Inhoud
- Microscopische overblijfselen
- Vroege divergentie, oude lijnen
- Afdaling in diversiteit
- Interstitiële indringers
Welk type cellen zou zich tussen prokaryoten en eukaryoten eerst hebben ontwikkeld? Wetenschappers hebben geconcludeerd dat prokaryote levensvormen zijn voorafgegaan aan de meer complexe eukaryoten. Alle organismen op aarde zijn ingedeeld in twee basistypen. "Kary" betekent kern. "Pro" betekent "eerder" en prokaryoten hebben DNA in een vrij zwevende ring die niet is ingekapseld in een kern. "Eu" betekent "waar" en eukaryoten hebben DNA gerangschikt in chromosomen en ingekapseld in een kern. Fossiel bewijs geeft aan dat prokaryotische cellen eerst op aarde bestonden, vóór de komst van de eukaryoten.
Microscopische overblijfselen
Als je aan fossielen denkt, denk je waarschijnlijk aan schelpen en botten, dus het zou je kunnen verbazen dat micro-organismen verantwoordelijk zijn voor een kwart tot de helft van alle fossielen die ooit door wetenschappers zijn beschreven. Hoewel ze geen skeletten hebben, hebben een paar groepen eencellige organismen harde porties of scheiden ze harde schelpen uit en verschijnen ze dus in het fossielenbestand. Dit record is de beste indicatie voor relatieve leeftijden van prokaryoten en eukaryoten. De oudste prokaryotische fossielen zijn 3,5 miljard jaar oud, terwijl de oudste eukaryoten relatieve nieuwkomers zijn, die voor het eerst slechts 1,5 miljard jaar geleden zijn gefossiliseerd.

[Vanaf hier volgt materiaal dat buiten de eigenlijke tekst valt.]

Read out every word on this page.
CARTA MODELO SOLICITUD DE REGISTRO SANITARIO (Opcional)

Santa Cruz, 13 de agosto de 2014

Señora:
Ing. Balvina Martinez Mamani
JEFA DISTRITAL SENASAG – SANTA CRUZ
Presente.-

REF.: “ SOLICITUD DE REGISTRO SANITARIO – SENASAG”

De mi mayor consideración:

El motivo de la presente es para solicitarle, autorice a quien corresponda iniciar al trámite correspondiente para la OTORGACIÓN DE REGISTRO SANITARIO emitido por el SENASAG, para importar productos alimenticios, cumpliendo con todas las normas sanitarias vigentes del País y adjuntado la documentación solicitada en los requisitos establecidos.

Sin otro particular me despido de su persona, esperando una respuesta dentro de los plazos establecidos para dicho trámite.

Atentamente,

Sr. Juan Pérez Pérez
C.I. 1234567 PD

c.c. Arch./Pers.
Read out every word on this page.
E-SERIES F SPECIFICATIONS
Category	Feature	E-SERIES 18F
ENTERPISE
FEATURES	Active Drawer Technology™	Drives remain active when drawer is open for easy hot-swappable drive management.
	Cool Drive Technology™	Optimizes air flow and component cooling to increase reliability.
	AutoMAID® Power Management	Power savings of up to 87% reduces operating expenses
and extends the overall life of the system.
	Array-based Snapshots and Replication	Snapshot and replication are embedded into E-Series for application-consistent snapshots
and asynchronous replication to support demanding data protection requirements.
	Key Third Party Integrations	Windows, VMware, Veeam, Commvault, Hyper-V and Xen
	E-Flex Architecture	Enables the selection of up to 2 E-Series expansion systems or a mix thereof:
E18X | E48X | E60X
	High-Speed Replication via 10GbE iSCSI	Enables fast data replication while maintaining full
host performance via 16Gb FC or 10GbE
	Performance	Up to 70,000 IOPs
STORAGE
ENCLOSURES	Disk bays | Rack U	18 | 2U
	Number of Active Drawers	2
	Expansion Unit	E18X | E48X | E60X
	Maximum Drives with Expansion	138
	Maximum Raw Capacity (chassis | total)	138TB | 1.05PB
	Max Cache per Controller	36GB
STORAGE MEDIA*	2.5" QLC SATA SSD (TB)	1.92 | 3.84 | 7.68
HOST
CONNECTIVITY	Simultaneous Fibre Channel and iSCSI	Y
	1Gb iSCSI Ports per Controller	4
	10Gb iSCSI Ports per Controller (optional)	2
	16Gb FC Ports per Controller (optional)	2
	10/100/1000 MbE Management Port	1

Vroege divergentie, oude lijnen
Prokaryoten omvatten twee levensdomeinen: de archaea of archaebacteria en de bacteriën of eubacteria. Deze domeinen verschillen net zo van elkaar als van eukaryoten - de protisten, schimmels, planten en dieren. Dit enorme verschil geeft aan dat het beide extreem oude lijnen zijn. De evolutionaire tijd die nodig is voor deze divergentie betekent dat het lang geleden moet zijn gebeurd voordat eukaryoten op het toneel verschenen.
Afdaling in diversiteit
Prokaryotische en eukaryotische cellen werken op vergelijkbare wijze en door vergelijkbare verbindingen te gebruiken, maar eukaryoten zijn structureel veel complexer en meestal veel groter dan prokaryoten. Beide gebruiken DNA en RNA. Ze bestaan uit dezelfde eiwitten en lipiden en gebruiken allemaal ATP voor energie. Maar eukaryoten hebben nucleaire membranen, organellen, inwendige structurele componenten en getwijnde, eiwitgebonden chromosomen. Hun cellen zien er heel anders uit dan de chaotisch verpakte, stijfwandige enveloppen, met heel weinig inwendige structuur, van hun prokaryotische tegenhangers. Het hoge niveau van organisatie in eukaryotische cellen maakt een veel grotere diversiteit in celtype mogelijk - een innovatie die meercellige levensvormen mogelijk maakte. Hun grotere complexiteit en diversiteit geeft aan dat eukaryoten een nieuwere vorm zijn, afstammeling van de oudere en eenvoudiger prokaryoten.
Interstitiële indringers
Eukaryotische cellulaire machines geven de laatste aanwijzing dat prokaryoten eerst bestonden. Verschillende organellen in eukaryotische cellen, met name de chloroplasten en mitochondria die nodig zijn voor het metabolisme, lijken sterk op prokaryoten. Ze hebben hun eigen ringachtige DNA. Ze reproduceren door binaire splijting, zoals prokaryotische cellen. Ze synthetiseren sommige eiwitten onafhankelijk van de cellen waarin ze zich bevinden en hebben onafhankelijke, prokaryootachtige membraantransportsystemen. De meest waarschijnlijke verklaring is dat eukaryoten de afstammelingen zijn van bacteriën en archaea die in een symbiotische relatie samenkwamen om het prototype voor de eukaryotische cel te vormen. Bacteriële communicatie via quorum-detectie kan ook het basisgedrag zijn dat communicatie binnen en tussen groepen cellen in meercellige organismen mogelijk maakte.